4. Community and partnership are paramount

Technology only goes so far in creating social progress, but a galvanized community of partners and supporters who work together toward a greater good can generate lasting impact. Case in point: our accessible online library, Bookshare. Bookshare is the result of joint efforts of our partners in the education, technology, publishing, student, parent, and volunteer communities. Our technical tools by themselves don’t make change: it is these communities using our tools that create social good. As toolmakers, our ultimate impact is measured by what other people build with our tools.

In a world where the benefits of technology are still often limited to reaching the richest 1% or 5% of society, we are trilled to see a growing movement of engineers motivated to help humanity. As technologists with a focus on creating social good, we need to keep in mind principles of safety and ethics. While the context and the users may vary in each case, the principles of human-centered design and treating others as we would like to be treated remain the same. If we can keep these principles in mind, we can turn good ideas into proven solutions with lasting impact.
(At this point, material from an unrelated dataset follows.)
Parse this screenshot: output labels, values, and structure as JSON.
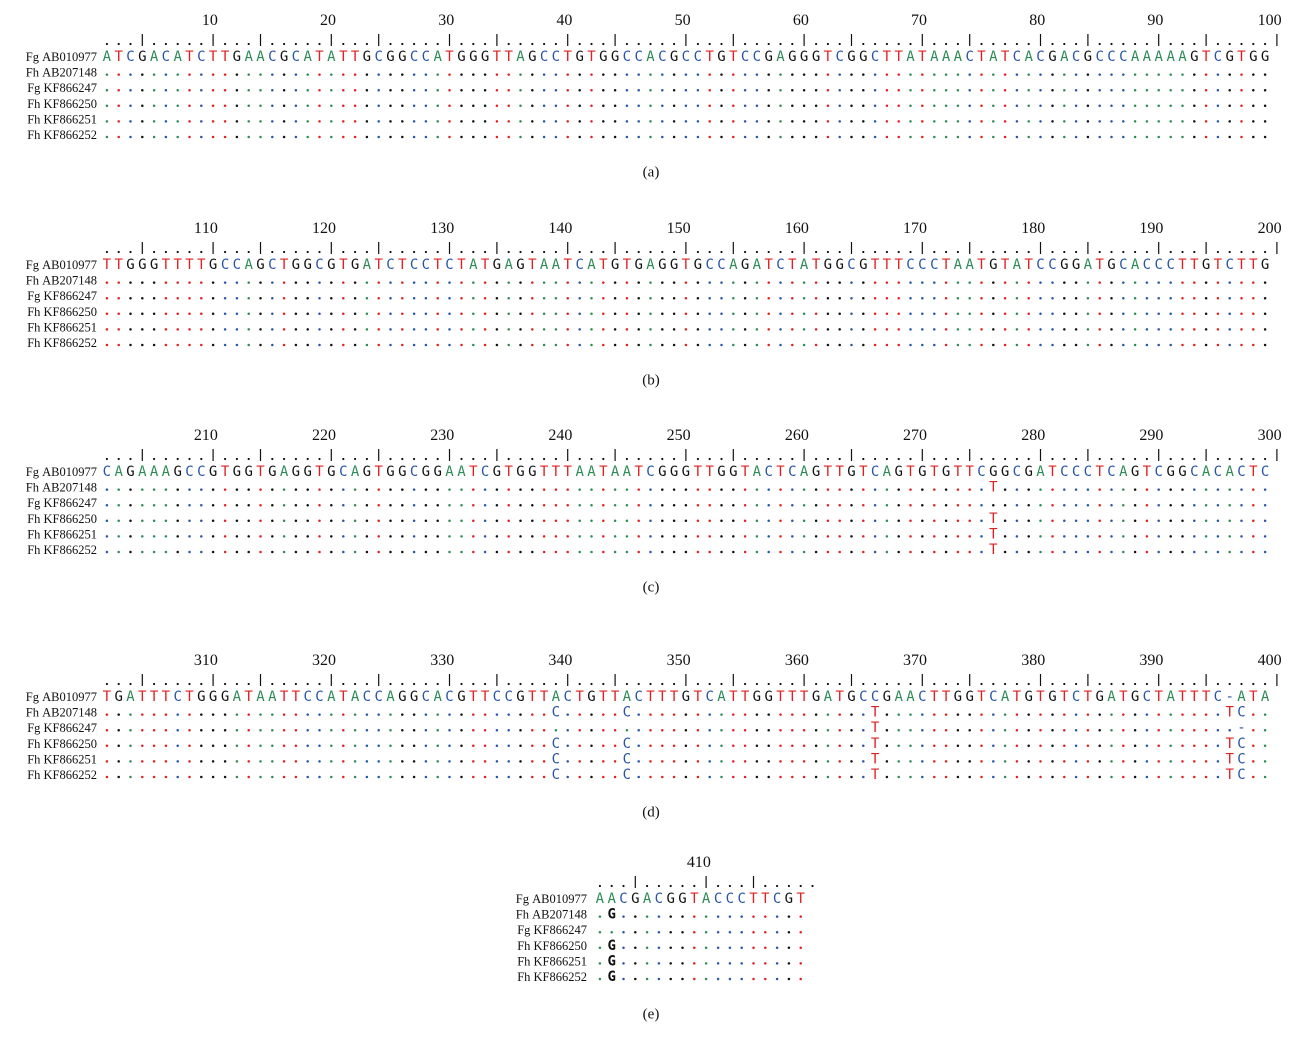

Jim Fruchterman is the Founder and CEO of Benetech, a Silicon Valley nonprofit technology company that develops software applications for users in the social sector. He is the recipient of numerous awards recognizing his work as a pioneering social entrepreneur, including the MacArthur Fellowship, Caltech’s Distinguished Alumni Award, the Skoll Award for Social Entrepreneurship, and the Migel Medal from the American Foundation for the Blind.